In Brown’s case, the Court decided that while Brown had provided sufficient evidence by which a reasonable jury could find that he was entitled to FMLA leave and that ScriptPro interfered with that leave, the company was able to assert undisputed evidence that Brown would have been fired regardless of the request for time off for his wife’s medical appointment. That undisputed evidence included unfavorable feedback in his performance review, and uncontroverted evidence of continued problems, including documented complaints by his co-workers and his supervisor’s concern related to an incomplete project. The Court noted that its role was not to “judge the wisdom of management’s responses,” but simply to determine whether ScriptPro had come forward with evidence to support the assertion that it would have fired Brown regardless of any FMLA activities. The Tenth Circuit affirmed the dismissal of the case, holding that ScriptPro carried that burden.
The Court analyzed the retaliation claim similarly, but pointing out that such claims are subject to the burden-shifting analysis of McDonnell Douglas. First, the employee must set forth a prima facie case of retaliation, showing that he engaged in a protected activity, was subject to a materially adverse action, and there is a “causal connection” between the two. Once the prima facie case is established, the employer must come forward with a legitimate, non-discriminatory reason for its action. Finally, in order to avoid summary judgment, the employee must show that there is a disputed issue of material fact as to whether the employer’s reason for its action is pretextual.
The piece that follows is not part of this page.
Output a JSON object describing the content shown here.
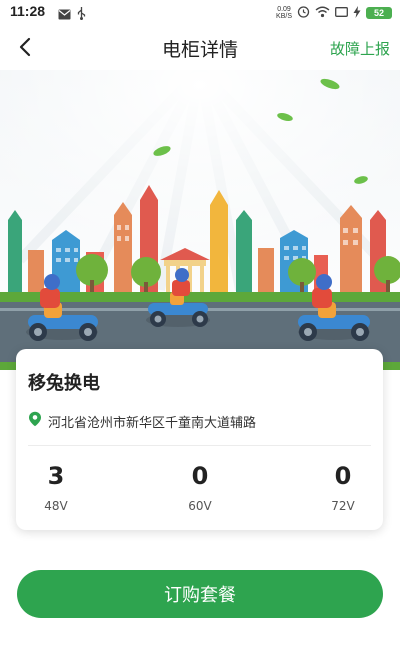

In Brown’s case, the Tenth Circuit proceeded directly to the third step of the analysis, and found that although Brown argues that the temporal proximity between his November 19 request for leave and his November 21 firing showed that ScriptPro’s reasons for the termination were actually based on protected activity, he failed to proffer any additional circumstantial evidence of retaliatory motive. Without that, Brown failed to carry his burden of proving that the legitimate reason given for his firing was simply a pretext for retaliation.
While the analysis of the two claims differed slightly, the employer’s success in each rested on the objective documentation of the performance issues on which Brown’s termination was based. That documentary evidence was the key to the success of ScriptPro’s ability to show that it would have terminated Brown regardless of any FMLA request or rights (the interference claim), as well as to the company’s ability to overcome Brown’s allegation that the reasons proffered for his termination were pretextual (the retaliation claim). This case serves as a reminder to employers of the importance of objective documentation of the business reasons for employer’s decisions, especially when faced with a possible FMLA-related situation.